Un défenseur des droits humains salue l’intensification des opérations militaires, estimant qu’elles ont contribué à la libération de ces civils. Il exprime toutefois son inquiétude après la disparition de l’un des ex-otages.
Selon les informations recueillies, ce dernier aurait pris la fuite après avoir été confondu avec un combattant ADF par des habitants de Lwemba, alors qu’il tentait de regagner la zone sous contrôle des forces de sécurité.
Face à cette situation, le défenseur des droits humains appelle la population à rester vigilante tout en évitant de s’en prendre aux personnes inconnues sans vérification.
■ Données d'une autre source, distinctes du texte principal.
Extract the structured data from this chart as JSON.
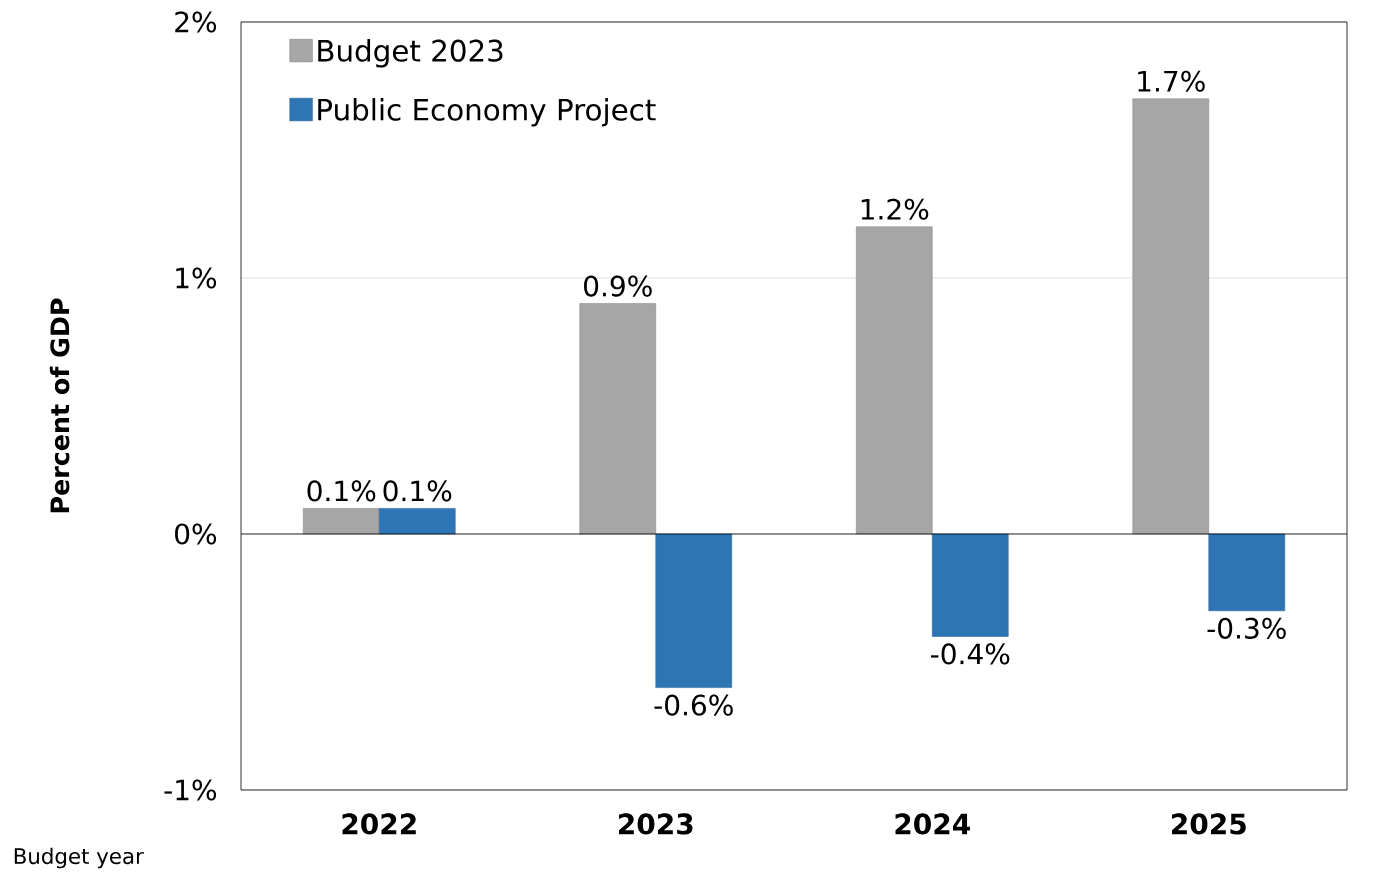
{
  "chart_data": {
    "type": "bar",
    "ylabel": "Percent of GDP",
    "categories": [
      "2022",
      "2023",
      "2024",
      "2025"
    ],
    "series": [
      {
        "name": "Budget 2023",
        "color": "#a6a6a6",
        "values": [
          0.1,
          0.9,
          1.2,
          1.7
        ],
        "value_labels": [
          "0.1%",
          "0.9%",
          "1.2%",
          "1.7%"
        ]
      },
      {
        "name": "Public Economy Project",
        "color": "#2e75b6",
        "values": [
          0.1,
          -0.6,
          -0.4,
          -0.3
        ],
        "value_labels": [
          "0.1%",
          "-0.6%",
          "-0.4%",
          "-0.3%"
        ]
      }
    ],
    "ylim": [
      -1,
      2
    ],
    "yticks": [
      {
        "value": -1,
        "label": "-1%"
      },
      {
        "value": 0,
        "label": "0%"
      },
      {
        "value": 1,
        "label": "1%"
      },
      {
        "value": 2,
        "label": "2%"
      }
    ],
    "grid": "y",
    "legend": "top left",
    "annotations": [
      "Budget year"
    ]
  }
}
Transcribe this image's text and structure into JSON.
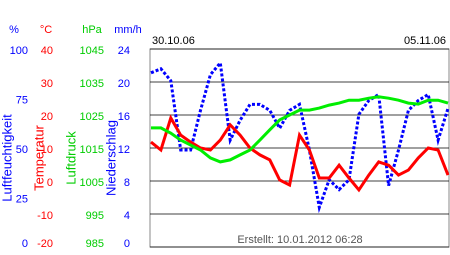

Il souligne que les anciens captifs, souvent éprouvés par plusieurs mois de détention, peuvent être pris à tort pour des rebelles, avec des conséquences potentiellement dramatiques.
Les recherches se poursuivent afin de retrouver l’ex-otage disparu et de permettre sa prise en charge, tandis que les opérations militaires contre les ADF se poursuivent dans cette partie du territoire de Mambasa.